Der Sonntag. Der letzte Tag – prowody die Fastnachtswochen lustigst. Die Menschen gingen zu Gast, bewirteten einander. Wenn im Streit waren, so wurden versohnt, baten alle der Freund beim Freund die Verzeihung fur die Krankungen, die anderem im Laufe des Jahres verursachten, antworteten in die Antwort: «der Gott wird verzeihen». Gingen in die Kirche, baten "otpuschenija der Sunden», beteten uber gestorben, besuchten die Graber der Verwandten. Am Abend wird in Proschtschenoje der Sonntag gefasst es war die gestorbenen Verwandten zu erwahnen.
In diesen Tag der Frau buken aus der Prufung der Lerchen fur die Kinder. Die Kinder drangen auf das Dach der Hauser ein und, der Lerchen zum Himmel hebend luden den warmen Fruhling ein.
Am Sonntagabend exportierten die strohige Vogelscheuche der Fastnachtswoche auf den Rand und verbrannten. Die Asche von der Vogelscheuche verstreute sich nach den Feldern, damit die reiche Ernte war. Der letzte Tag der Fastnachtswoche hei?t Proschtschenoje der Sonntag.
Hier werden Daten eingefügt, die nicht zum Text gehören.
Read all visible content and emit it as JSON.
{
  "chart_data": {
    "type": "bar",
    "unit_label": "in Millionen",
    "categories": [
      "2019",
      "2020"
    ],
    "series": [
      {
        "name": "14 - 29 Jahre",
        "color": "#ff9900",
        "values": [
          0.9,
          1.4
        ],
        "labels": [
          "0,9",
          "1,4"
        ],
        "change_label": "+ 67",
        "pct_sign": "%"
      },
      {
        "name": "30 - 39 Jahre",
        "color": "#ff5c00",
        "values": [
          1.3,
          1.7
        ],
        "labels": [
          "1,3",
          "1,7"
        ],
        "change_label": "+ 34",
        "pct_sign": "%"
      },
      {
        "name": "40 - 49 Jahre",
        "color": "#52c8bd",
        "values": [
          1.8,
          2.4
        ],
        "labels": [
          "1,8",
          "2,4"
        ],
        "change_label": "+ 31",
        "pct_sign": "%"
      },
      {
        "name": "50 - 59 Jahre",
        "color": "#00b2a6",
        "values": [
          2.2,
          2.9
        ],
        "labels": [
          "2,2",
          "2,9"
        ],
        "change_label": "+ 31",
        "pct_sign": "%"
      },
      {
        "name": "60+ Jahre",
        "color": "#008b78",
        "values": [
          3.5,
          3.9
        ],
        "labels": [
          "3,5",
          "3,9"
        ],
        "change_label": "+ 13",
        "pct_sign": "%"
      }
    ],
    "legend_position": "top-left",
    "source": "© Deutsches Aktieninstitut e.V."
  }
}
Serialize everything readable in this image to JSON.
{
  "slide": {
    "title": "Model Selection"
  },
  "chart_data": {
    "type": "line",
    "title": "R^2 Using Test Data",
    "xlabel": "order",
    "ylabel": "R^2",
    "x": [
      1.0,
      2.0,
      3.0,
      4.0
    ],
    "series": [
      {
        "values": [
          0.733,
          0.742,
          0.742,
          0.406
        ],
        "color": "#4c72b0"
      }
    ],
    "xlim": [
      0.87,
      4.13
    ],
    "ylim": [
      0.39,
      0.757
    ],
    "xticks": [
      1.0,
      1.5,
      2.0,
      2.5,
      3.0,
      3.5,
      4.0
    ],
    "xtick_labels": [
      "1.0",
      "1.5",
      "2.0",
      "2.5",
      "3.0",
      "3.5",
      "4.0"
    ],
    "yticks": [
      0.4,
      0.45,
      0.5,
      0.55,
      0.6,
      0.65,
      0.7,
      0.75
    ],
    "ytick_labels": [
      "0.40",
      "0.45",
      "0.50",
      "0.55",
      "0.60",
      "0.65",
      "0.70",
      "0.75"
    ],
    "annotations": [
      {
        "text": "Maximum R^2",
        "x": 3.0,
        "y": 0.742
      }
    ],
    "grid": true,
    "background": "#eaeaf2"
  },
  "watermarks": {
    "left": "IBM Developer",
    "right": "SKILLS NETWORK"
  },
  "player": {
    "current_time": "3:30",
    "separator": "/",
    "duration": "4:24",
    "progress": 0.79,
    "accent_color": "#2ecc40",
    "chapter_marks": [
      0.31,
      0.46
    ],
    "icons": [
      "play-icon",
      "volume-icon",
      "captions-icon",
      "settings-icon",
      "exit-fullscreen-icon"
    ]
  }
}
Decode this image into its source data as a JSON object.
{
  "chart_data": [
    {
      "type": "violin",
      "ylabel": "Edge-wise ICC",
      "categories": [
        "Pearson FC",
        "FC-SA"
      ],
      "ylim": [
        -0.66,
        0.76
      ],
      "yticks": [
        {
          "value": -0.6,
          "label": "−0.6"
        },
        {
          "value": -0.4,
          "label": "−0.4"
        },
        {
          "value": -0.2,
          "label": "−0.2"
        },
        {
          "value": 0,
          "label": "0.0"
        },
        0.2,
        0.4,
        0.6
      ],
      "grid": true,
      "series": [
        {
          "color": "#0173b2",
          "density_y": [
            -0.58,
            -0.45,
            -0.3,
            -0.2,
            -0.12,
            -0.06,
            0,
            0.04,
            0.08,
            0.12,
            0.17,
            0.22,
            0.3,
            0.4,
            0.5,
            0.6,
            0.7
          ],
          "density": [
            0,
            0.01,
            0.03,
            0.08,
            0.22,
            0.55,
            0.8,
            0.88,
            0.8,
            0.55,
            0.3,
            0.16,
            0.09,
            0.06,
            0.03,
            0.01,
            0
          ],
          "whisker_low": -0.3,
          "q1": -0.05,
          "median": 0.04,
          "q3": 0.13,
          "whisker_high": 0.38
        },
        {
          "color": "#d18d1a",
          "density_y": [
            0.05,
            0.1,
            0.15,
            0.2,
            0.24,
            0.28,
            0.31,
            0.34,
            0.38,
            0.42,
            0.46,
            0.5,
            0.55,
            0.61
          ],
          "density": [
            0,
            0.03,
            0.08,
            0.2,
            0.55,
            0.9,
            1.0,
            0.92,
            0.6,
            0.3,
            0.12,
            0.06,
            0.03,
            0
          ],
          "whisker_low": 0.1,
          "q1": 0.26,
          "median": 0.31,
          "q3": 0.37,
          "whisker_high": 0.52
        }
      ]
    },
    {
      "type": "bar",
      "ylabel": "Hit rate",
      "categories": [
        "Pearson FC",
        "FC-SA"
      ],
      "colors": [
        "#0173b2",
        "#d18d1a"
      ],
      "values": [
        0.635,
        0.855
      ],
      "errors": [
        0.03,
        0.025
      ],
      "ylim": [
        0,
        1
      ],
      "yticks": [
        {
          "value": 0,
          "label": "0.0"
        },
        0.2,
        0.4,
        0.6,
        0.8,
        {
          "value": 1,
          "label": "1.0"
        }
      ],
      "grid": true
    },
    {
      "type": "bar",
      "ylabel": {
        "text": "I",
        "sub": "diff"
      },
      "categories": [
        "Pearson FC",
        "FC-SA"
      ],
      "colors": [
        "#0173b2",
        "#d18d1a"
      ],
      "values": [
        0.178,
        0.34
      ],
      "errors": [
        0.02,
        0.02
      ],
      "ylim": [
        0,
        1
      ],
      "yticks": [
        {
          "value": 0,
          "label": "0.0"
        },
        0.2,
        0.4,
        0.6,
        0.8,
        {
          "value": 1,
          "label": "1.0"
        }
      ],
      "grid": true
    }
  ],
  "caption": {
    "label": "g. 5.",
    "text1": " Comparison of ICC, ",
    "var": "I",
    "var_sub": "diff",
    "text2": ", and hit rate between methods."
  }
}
Es wird die Fastnachtswoche und heutzutage bemerkt. Naturlich backen wir nicht mit solchem Ausma?, aber die Pfannkuchen, und zur Schwiegermutter auf die Pfannkuchen sjatja schauen hinein. Und in jeder Stadt und dem Dorf kommen volkseigen guljanja mit den Messen, den Vorstellungen, mit dem Ritual des Verbrennens der Vogelscheuche der Fastnachtswoche unter. Wir tun der Freund beim Freund in Proschtsch±noje der Sonntag Abbitte. Wir freuen uns uber die Leitungen des grimmigen Winters und wir warten mit der Ungeduld den zartlichen Fruhling.

Wir wunschen lustig, die Fastnachtswoche zu bemerken!